The report comes as heavy cross-border firing and shelling continues between India and Pakistan, which have seen another wave of escalation in the seven decades-long conflict since mid-February.
During a meeting of the Cabinet Committee on Security on Tuesday, Indian National Security Adviser Ajit Doval told Prime Minister Narendra Modi that the three branches of the country’s defence forces — Army, Air Force, and Navy — were ready for another action against Pakistan, India TV News reported.
Modi reportedly asked the military to make sure that no civilians died the neighbouring country and that the targets be military-related.
Neither India’s Defence Ministry, nor the Modi government has confirmed the reports yet.

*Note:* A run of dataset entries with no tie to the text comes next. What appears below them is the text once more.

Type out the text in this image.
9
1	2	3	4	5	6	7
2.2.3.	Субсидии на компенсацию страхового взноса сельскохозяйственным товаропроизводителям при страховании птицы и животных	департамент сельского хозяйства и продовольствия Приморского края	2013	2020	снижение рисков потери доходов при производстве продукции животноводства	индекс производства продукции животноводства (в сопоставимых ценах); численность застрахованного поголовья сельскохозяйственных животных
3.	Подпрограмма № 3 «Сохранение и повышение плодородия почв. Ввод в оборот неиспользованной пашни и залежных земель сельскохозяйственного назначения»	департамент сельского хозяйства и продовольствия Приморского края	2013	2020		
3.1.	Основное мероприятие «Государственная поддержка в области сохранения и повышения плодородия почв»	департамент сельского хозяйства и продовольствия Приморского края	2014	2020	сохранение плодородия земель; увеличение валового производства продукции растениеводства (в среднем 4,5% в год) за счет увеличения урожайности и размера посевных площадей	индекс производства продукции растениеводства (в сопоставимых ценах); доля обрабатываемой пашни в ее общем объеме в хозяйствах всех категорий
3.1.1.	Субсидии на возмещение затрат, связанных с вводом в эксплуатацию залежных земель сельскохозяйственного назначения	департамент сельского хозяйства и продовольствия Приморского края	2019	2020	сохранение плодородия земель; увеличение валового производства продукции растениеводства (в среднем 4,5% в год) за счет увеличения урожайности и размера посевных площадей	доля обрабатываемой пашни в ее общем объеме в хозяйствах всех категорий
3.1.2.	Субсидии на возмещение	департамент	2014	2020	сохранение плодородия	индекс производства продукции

The development comes just a day after local media cited the Director-General of Pakistan’s Inter-Service Public Relations as saying that Islamabad was entitled to use any means of self-defence — a claim which followed weeks of denial that Pakistan had used a US-built F-16 in a 27 February dogfight with India:
The militaries of the nuclear arms-wielding nations have come up with competing claims regarding the aerial combat on 27 February over the Line of Control in the disputed area of Kashmir: while Islamabad alleged it had brought down two Indian planes, New Delhi admitted to the loss of only one of its aircraft and made a counter-claim, saying it had destroyed a Pakistani F-16.
Pakistan has flatly denied that US-made F-16s were either deployed or lost, while India claimed that Islamabad could have violated the fighter jet’s sale deal with the United States.